Data is an incredibly broad topic but it can be broken down into many subsections, including (in no particular order):
The Python community has built and continues to create open source libraries and tutorials for all of the above topics.
Python has a wide array of open source code libraries available and a diverse community of people with different backgrounds who contribute to make those libraries better each day.
In addition, Python data manipulation code can be combined with web frameworks and web APIs to build software that would be difficult to create with a single other language. For example, Ruby is a fantastic language for building web applications but its data analysis and visualization libraries are very limited compared to what is currently available in the Python ecosystem.
Python is a general purpose programming language and can be applied to many problem areas. Over the past couple of decades, Python has become increasingly popular in the scientific and financial communities. Projects such as pandas grew out of a hedge-fund while NumPy and SciPy were created in academic environments then improved by the broader open source community.
The question is: why Python was used to created these projects? The answer is a mix of luck, the growth of the open source community as Python was maturing and wide adoption by people not formally trained as computer scientists. The pragmatic syntax and explicit style helped very intelligent people without programming backgrounds to pick up the language and get their work done with less fuss than other programming languages. Over time the code used in the financial world and scientific community was shared at the same time global open source communities were developing, further spreading their usage among a broader base of software developers.
There's no doubt some of the momentum behind Python's wide adoption for all types of data manipulation was that it happened to be the right language in the right place at the right time. Nevertheless, it was ultimately the hard work of a massive number of engineers and scientists around the world who created the incredible mix of data code libraries available today.
Sometimes you just need to see it to understand how data analysis, visualization and storytelling can intersect in a meaningful way. The following resources do a great job of telling stories with data. There are more links to stories listed on the data analysis and data visualization pages.
Data — from objects to assets covers the history of data collection and usage, from 150 years ago to today. The article covers how initial steps by individual scientists sponsored by wealthy patrons in the 1800s gave way to systematic collection by governments and businesses in the 20th century. A significant amount of personal data is now held by a few dozen large corporations worldwide such as Google, Amazon and Facebook. The article covers some of the implications of data as a valuable asset and in general is a great read as a high-level overview of on this topic.
Metadata Investigation : Inside Hacking Team presents what metadata is and how it can be used to track people even though it is often thought of as less of a problem than typical stored data.
A visual introduction to machine learning is a spectacular example of data visualization to explain what a machine learning model does on a San Francisco and New York housing data set.
Earthquake recurrence and survival analysis: How long should we wait for an overdue earthquake? combines earthquake data with questions around earthquake recurrence probabilities to tell its story.
Data Science Project: Profitable App Profiles for App Store and Google Play is a tutorial that shows you how to use iOS and Android app store data for business analysis.

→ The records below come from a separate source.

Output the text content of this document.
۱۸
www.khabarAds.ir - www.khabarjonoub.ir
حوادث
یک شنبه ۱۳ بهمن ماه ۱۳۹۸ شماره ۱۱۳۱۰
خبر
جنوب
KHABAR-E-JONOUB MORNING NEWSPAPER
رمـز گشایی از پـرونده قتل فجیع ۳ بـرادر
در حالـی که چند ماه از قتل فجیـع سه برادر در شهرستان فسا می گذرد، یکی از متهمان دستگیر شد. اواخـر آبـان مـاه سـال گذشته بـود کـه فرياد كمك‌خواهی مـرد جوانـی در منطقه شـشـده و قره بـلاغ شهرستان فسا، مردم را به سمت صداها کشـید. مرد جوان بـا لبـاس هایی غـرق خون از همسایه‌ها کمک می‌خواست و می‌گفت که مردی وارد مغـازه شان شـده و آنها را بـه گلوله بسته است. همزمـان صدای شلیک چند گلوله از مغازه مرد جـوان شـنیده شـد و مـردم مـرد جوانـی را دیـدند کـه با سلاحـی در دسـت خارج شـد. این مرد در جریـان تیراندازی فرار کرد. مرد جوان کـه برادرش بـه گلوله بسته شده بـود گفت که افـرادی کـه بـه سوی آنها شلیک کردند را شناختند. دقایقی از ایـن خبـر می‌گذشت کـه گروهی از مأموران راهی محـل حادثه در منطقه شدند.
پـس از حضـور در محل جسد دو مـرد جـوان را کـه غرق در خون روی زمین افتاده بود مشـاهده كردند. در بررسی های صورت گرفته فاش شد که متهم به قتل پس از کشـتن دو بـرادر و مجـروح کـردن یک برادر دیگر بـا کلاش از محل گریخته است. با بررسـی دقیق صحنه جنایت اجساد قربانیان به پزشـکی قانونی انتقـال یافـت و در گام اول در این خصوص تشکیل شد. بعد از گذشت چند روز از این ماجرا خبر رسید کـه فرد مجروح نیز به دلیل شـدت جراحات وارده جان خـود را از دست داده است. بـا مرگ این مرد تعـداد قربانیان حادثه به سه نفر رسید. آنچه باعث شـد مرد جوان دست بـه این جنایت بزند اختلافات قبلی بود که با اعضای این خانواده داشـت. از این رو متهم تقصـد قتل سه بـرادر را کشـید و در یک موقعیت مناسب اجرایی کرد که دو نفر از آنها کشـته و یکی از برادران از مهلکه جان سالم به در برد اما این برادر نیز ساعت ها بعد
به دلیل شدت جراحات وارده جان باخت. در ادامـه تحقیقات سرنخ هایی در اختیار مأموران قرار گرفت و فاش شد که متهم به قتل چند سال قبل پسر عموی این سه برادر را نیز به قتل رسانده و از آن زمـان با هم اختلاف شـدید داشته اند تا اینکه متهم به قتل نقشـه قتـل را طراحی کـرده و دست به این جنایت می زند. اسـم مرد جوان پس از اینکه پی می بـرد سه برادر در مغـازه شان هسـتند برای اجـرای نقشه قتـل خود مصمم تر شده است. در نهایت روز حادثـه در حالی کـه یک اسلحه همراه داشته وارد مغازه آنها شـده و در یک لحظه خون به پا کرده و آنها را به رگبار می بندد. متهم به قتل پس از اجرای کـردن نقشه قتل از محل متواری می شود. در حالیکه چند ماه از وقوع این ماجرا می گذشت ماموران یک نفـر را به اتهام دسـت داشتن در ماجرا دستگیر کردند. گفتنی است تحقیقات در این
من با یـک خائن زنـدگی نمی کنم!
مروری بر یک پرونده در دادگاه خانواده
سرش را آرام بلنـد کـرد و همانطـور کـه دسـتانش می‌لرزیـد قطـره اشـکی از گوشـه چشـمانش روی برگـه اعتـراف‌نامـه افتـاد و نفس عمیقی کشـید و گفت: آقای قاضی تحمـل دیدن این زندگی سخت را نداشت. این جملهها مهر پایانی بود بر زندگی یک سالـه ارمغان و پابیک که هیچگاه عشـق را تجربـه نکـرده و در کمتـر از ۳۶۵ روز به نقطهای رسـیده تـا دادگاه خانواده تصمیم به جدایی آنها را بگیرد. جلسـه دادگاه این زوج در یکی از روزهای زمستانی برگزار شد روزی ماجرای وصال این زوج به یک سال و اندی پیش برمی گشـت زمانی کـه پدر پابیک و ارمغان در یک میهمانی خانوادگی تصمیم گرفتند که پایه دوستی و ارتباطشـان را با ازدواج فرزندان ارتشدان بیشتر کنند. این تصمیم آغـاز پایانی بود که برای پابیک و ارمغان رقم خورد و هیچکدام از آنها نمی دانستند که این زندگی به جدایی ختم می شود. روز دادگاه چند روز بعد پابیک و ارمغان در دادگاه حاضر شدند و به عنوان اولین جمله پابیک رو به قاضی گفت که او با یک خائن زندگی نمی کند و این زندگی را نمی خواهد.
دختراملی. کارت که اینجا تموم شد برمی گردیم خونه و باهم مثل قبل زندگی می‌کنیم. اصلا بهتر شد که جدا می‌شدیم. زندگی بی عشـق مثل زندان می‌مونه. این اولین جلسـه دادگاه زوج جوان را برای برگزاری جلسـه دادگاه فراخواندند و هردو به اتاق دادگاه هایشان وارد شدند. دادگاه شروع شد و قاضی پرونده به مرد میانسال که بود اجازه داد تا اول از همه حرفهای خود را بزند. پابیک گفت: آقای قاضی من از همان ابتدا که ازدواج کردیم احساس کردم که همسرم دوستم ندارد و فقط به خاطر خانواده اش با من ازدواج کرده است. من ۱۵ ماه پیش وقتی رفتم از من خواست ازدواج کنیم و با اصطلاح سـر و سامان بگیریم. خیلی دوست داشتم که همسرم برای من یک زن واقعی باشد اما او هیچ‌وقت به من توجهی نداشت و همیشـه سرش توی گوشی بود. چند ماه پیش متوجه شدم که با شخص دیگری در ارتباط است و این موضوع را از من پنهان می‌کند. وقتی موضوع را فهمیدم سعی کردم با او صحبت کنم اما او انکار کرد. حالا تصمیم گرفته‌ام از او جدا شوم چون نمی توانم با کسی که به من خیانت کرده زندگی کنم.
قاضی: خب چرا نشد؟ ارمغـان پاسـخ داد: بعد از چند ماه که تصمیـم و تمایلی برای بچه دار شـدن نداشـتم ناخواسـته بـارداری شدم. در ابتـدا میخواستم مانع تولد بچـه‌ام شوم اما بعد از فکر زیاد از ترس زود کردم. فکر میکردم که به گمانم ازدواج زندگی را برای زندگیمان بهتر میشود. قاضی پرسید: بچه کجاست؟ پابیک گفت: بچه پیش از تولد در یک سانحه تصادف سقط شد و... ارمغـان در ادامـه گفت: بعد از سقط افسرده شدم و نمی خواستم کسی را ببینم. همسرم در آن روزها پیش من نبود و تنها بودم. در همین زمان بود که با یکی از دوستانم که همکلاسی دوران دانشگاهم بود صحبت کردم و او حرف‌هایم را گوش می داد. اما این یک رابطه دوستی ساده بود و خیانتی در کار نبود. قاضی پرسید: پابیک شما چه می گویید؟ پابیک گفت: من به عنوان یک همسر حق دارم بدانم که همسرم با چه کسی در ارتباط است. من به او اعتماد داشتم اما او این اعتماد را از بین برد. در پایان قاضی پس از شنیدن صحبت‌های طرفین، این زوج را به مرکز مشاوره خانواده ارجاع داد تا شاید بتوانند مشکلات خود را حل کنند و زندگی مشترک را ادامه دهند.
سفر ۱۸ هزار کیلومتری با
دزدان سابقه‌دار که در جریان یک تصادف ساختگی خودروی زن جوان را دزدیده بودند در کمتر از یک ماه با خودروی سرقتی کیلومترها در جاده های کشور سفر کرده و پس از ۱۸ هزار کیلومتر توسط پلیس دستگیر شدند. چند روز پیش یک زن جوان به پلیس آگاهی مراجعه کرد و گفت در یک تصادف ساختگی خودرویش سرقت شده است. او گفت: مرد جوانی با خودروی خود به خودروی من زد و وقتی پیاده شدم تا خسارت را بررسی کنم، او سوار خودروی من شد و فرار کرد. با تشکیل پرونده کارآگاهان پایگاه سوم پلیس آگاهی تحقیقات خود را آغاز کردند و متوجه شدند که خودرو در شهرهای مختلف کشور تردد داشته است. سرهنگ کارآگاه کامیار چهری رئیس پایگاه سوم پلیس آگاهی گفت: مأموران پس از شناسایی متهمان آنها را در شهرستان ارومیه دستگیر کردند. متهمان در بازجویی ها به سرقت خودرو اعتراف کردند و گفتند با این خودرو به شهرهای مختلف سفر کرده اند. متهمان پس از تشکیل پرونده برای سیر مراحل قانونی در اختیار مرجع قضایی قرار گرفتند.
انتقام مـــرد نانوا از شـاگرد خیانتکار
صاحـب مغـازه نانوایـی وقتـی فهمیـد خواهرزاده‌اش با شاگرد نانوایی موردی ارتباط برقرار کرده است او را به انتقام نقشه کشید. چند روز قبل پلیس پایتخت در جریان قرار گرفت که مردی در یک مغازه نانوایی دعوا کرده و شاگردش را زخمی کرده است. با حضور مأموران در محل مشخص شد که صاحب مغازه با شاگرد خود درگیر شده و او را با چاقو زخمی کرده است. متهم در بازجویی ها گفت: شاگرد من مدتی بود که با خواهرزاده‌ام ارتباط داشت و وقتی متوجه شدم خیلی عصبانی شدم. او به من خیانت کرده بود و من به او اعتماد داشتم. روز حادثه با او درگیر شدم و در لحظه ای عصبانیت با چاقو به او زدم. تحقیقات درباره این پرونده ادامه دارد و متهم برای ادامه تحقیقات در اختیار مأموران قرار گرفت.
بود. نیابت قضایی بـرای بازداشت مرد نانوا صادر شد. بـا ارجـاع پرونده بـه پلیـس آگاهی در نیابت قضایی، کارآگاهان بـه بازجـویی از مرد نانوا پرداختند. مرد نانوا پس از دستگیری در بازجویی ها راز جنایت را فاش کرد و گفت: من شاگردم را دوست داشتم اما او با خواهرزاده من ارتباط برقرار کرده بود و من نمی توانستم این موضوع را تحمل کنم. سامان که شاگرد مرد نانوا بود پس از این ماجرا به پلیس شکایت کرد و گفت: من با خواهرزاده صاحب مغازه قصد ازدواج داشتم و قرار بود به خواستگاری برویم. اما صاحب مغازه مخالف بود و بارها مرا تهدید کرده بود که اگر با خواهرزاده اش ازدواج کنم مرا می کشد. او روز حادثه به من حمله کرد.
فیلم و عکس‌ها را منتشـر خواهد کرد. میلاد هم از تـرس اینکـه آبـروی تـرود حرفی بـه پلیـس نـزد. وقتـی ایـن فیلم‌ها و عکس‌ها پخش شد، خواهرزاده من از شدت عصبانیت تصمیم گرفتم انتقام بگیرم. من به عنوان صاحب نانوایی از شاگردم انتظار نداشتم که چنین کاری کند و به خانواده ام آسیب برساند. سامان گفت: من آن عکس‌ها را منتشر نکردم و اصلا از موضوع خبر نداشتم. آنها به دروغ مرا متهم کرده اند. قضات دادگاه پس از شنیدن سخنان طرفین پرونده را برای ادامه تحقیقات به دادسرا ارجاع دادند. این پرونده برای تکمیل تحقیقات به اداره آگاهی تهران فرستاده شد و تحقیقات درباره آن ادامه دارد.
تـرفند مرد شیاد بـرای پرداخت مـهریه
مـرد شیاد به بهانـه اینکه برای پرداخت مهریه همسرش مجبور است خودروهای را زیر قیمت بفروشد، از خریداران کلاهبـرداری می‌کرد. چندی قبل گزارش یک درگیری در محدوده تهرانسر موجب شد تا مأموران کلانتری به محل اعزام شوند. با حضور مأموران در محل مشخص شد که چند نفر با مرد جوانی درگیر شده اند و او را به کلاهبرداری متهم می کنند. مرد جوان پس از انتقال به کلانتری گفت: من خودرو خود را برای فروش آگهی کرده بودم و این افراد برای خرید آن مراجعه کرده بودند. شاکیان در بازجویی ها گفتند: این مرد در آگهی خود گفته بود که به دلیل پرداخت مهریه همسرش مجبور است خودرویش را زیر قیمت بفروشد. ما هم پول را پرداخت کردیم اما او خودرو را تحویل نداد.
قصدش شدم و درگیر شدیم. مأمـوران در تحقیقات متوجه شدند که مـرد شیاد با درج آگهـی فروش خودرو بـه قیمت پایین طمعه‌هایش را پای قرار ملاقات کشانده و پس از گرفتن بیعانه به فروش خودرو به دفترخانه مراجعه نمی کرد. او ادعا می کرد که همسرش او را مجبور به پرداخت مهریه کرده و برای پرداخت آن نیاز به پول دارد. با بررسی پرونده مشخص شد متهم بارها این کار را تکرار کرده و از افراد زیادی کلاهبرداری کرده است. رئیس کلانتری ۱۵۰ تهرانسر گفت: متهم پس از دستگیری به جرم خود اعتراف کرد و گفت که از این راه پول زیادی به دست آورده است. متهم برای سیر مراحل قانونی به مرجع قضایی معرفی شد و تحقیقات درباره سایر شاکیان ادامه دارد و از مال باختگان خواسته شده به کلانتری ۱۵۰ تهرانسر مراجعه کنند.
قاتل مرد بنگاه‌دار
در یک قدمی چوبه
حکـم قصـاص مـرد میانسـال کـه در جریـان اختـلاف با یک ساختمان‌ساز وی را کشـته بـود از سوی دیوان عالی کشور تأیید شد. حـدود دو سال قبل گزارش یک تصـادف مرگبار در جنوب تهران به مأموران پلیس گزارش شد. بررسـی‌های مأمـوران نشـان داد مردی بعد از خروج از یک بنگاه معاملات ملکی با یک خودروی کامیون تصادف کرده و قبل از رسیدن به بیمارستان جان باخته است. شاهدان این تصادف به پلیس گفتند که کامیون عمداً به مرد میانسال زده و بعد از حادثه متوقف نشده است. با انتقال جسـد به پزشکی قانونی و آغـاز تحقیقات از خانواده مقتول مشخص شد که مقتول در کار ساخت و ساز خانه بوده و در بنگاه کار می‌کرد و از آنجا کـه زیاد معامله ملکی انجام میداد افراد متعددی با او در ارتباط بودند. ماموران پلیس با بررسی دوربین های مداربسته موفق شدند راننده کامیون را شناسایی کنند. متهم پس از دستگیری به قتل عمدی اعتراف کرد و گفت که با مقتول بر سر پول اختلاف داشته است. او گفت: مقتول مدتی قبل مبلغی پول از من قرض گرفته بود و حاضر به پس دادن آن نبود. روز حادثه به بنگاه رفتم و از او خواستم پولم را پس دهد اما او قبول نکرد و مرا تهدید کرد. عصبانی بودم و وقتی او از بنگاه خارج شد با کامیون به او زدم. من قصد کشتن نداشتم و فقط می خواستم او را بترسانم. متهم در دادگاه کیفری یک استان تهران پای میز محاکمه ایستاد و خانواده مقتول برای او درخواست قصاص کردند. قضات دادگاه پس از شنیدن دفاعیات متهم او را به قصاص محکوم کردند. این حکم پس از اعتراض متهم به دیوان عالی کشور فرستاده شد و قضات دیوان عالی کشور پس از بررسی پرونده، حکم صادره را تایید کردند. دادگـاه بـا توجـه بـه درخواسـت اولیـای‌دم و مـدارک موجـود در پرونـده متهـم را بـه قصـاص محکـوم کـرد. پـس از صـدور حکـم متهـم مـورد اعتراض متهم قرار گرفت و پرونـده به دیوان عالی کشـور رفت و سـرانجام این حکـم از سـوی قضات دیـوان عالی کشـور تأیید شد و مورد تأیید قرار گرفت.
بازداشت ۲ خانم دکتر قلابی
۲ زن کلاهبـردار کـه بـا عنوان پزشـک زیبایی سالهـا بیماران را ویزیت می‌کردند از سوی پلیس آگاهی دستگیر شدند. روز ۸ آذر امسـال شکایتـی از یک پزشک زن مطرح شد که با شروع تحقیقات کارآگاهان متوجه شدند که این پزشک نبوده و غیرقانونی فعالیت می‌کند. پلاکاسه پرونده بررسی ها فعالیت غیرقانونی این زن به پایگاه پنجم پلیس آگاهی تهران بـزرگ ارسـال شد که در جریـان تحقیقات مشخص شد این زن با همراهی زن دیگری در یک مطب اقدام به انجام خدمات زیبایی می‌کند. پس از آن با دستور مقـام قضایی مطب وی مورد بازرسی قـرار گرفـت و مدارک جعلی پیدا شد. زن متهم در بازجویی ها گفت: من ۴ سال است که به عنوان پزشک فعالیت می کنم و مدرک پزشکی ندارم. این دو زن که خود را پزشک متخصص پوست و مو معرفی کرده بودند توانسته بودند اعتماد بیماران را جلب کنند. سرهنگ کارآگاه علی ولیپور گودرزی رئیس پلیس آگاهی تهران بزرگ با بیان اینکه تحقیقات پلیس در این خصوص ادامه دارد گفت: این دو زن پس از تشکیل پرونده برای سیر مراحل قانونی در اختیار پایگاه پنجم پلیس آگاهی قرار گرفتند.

This post is part of a larger series on how to get your first job as a data scientist which is all worth your time reading to understand the intersection of working with data to figure out its value to companies sand organizations.
Looking for freely-available data to use in your projects but aren't sure where to get it? The following links have large free, open data sets.
Check out the awesome public datasets project repository for data in many different categories ranging from finance to museums.
Kickstarter datasets are scraped JSON and CSV structured monthly data from Kickstarter projects.
Data is Plural is a weekly newsletter that highlights open data that you can use for your projects. I have been a subscriber to the newsletter for a couple of years now and love seeing the wide variety of data sources that are freely available.
Data analysis and machine learning projects provides more than just the data, it also includes instructions and code for working with the data in your own development environment.
Discovering millions of datasets on the web introduces Google's dataset search and explains what they learned from iterating on earlier versions of it before they released this one.
PyData is a community for developer and users of Python data tools. They put on fantastic conferences around the world and fund the continued development of open source data-related libraries.
Anaconda is one of the leading Python companies that pours a tremendous amount of time and funding into the data community.
A crash course in Python for scientists provides an overview of the Python language with iPython Notebook for those in scientific fields.
The videos of Travis Oliphant on Python's Role in Big Data Analytics: Past, Present, and Future and Building the PyData Community give historical perspective on how the Python data tools have evolved over the past 20ish years based on his first-hand experience as a leader and member in that community.
The State of Python Speech Recognition in 2021 is a practical overview of a specific area in data: extracting text from voice recording data. Looking at verticals like this one can make it easier to understand changes that are occurring in some parts of data and programming that could be applied to other areas.
Automated Data Wrangling covers cleaning, labeling, and automating the bunch of activities that are typically necessary before analysis and data usage can begin for a project.
The Open Source Data Science Masters is a well-crafted free curriculum and set of resources for students who want to learn both the theory and technologies for working with data.
Reproducible research: Stripe’s approach to data science goes through the workflow and tools such as Jupyter Notebook that Stripe for their data analysis across the company.
The Definitive Data Scientist Environment Setup explains how to set up both a hardware and software configuration that is conducive to data science research and analysis.